Net gearing inched up to 1.61x from 1.42x a quarter ago.

  • While the current gearing level is on the high side, it is still manageable. Excluding the S$1.5bn subordinated loan from parent, net gearing would have been 0.96x. Sembcorp Marine expects to receive the remaining US$100m payment for the ex-West Rigel semisub early next year.
  • Borr Drilling could also make a partial payment of the ~S$1.2bn outstanding earlier than the agreed payment term – up to five years from delivery (which took place between November 2017 and January 2019) – given the step-up interest and expected improvement in cash flow.

Jumping the gun on yard merger speculation?

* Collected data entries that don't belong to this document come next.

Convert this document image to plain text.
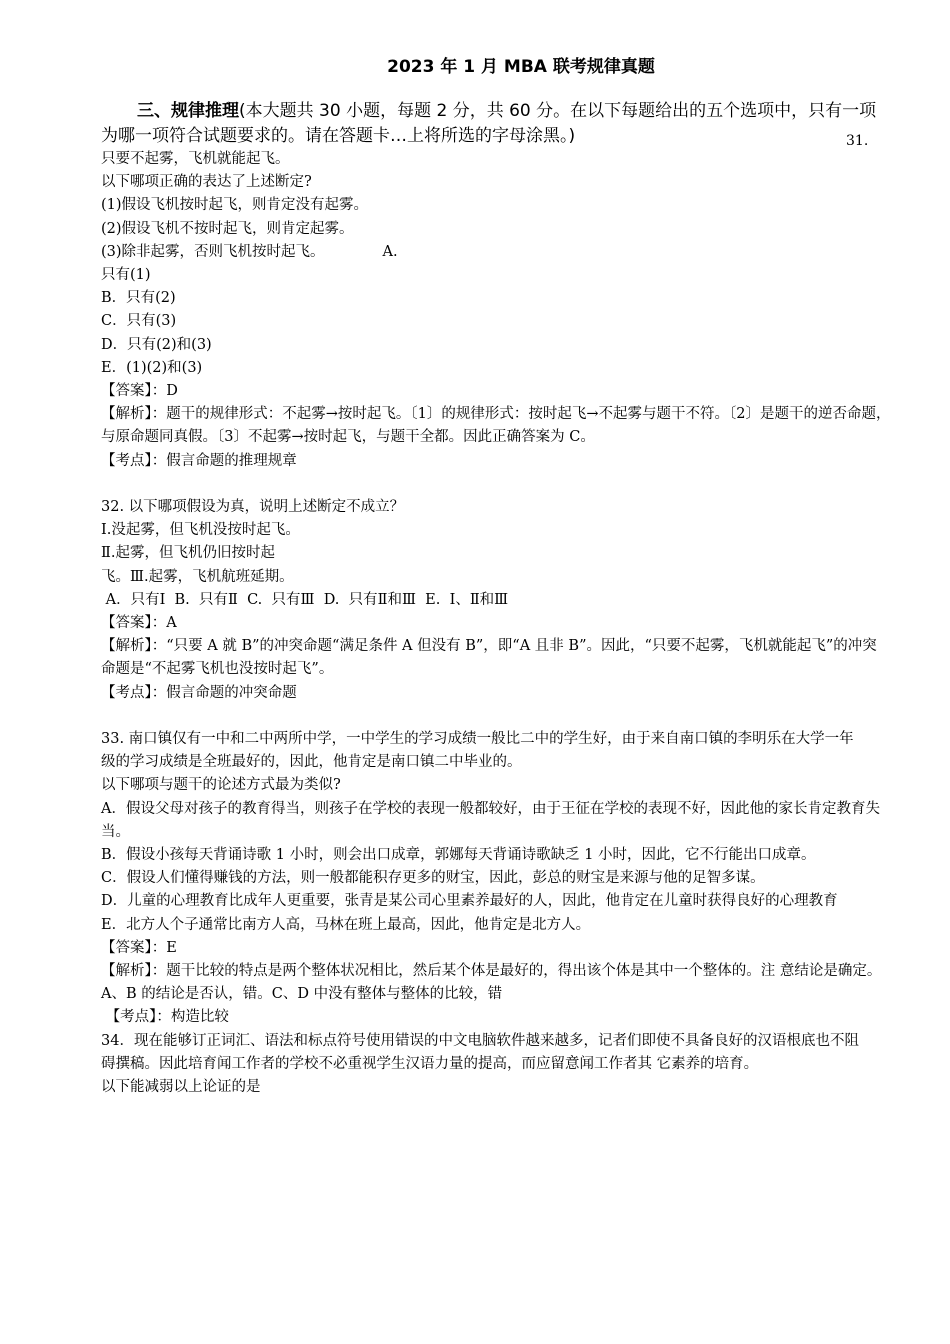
2023 年 1 月 MBA 联考规律真题
三、规律推理(本大题共 30 小题，每题 2 分，共 60 分。在以下每题给出的五个选项中，只有一项为哪一项符合试题要求的。请在答题卡…上将所选的字母涂黑。)	31.
只要不起雾，飞机就能起飞。
以下哪项正确的表达了上述断定?
(1)假设飞机按时起飞，则肯定没有起雾。
(2)假设飞机不按时起飞，则肯定起雾。
(3)除非起雾，否则飞机按时起飞。	A.
只有(1)
B．只有(2)
C．只有(3)
D．只有(2)和(3)
E．(1)(2)和(3)
【答案】：D
【解析】：题干的规律形式：不起雾→按时起飞。〔1〕的规律形式：按时起飞→不起雾与题干不符。〔2〕是题干的逆否命题，与原命题同真假。〔3〕不起雾→按时起飞，与题干全都。因此正确答案为 C。
【考点】：假言命题的推理规章
32. 以下哪项假设为真，说明上述断定不成立？
Ⅰ.没起雾，但飞机没按时起飞。
Ⅱ.起雾，但飞机仍旧按时起
飞。Ⅲ.起雾，飞机航班延期。
A．只有Ⅰ  B.  只有Ⅱ  C.  只有Ⅲ  D.  只有Ⅱ和Ⅲ  E.  Ⅰ、Ⅱ和Ⅲ
【答案】：A
【解析】：“只要 A 就 B”的冲突命题“满足条件 A 但没有 B”，即“A 且非 B”。因此，“只要不起雾，飞机就能起飞”的冲突命题是“不起雾飞机也没按时起飞”。
【考点】：假言命题的冲突命题
33. 南口镇仅有一中和二中两所中学，一中学生的学习成绩一般比二中的学生好，由于来自南口镇的李明乐在大学一年级的学习成绩是全班最好的，因此，他肯定是南口镇二中毕业的。
以下哪项与题干的论述方式最为类似?
A．假设父母对孩子的教育得当，则孩子在学校的表现一般都较好，由于王征在学校的表现不好，因此他的家长肯定教育失当。
B．假设小孩每天背诵诗歌 1 小时，则会出口成章，郭娜每天背诵诗歌缺乏 1 小时，因此，它不行能出口成章。
C．假设人们懂得赚钱的方法，则一般都能积存更多的财宝，因此，彭总的财宝是来源与他的足智多谋。
D．儿童的心理教育比成年人更重要，张青是某公司心里素养最好的人，因此，他肯定在儿童时获得良好的心理教育
E．北方人个子通常比南方人高，马林在班上最高，因此，他肯定是北方人。
【答案】：E
【解析】：题干比较的特点是两个整体状况相比，然后某个体是最好的，得出该个体是其中一个整体的。注 意结论是确定。A、B 的结论是否认，错。C、D 中没有整体与整体的比较，错
【考点】：构造比较
34．现在能够订正词汇、语法和标点符号使用错误的中文电脑软件越来越多，记者们即使不具备良好的汉语根底也不阻碍撰稿。因此培育闻工作者的学校不必重视学生汉语力量的提高，而应留意闻工作者其 它素养的培育。
以下能减弱以上论证的是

  • Temasek’s pre-conditional partial offer to gain majority control of Keppel Corporation (SGX:BN4) at end-Oct has fuelled speculation of a restructuring among Sembcorp Marine, parent Sembcorp Industries, and Keppel. We opine that it is premature to identify a beneficiary at this juncture, given the various probable permutations on how the potential merger could be done, pricing, ownership etc.
  • In addition, such a proposal will take time as a strategic review on Keppel Corporation will only be carried out after Temasek obtains its desired 51% stake in Keppel Corporation, which could take at least another 6-12 months.
  • See also report: Sembcorp Group - Back To Fundamentals.

Earnings revisions.

  • We lowered our margin assumption by ~2ppts in FY19/20F. We now expect losses in FY19F to widen from S$54m to S$89m in FY19F, and FY20F earnings to swing to a loss of S$4m from profit of S$27m. The narrower loss in FY20F is predominantly due to the absence of a S$48m accelerated depreciation charge in FY19F.


Where we differ: Less sanguine on privatisation scenario; focus is on contract wins.

  • We see a yard merger via share-swap arrangement as more probable than a privatisation scenario, and therefore this makes it trickier to predict Sembcorp Marine's share price direction on any M&A. We believe the critical factor for Sembcorp Marine at this juncture is order win recovery; its order pipeline includes,
    1. a Gravifloat modularised liquefied natural gas (LNG) exporting terminal for Poly-GCL at c.S$1bn;
    2. two large Compressed Gas Liquid carriers for SeaOne Caribbean valued at S$800m in total;
    3. additional works for Sete Drillships; and
    4. production-related platforms.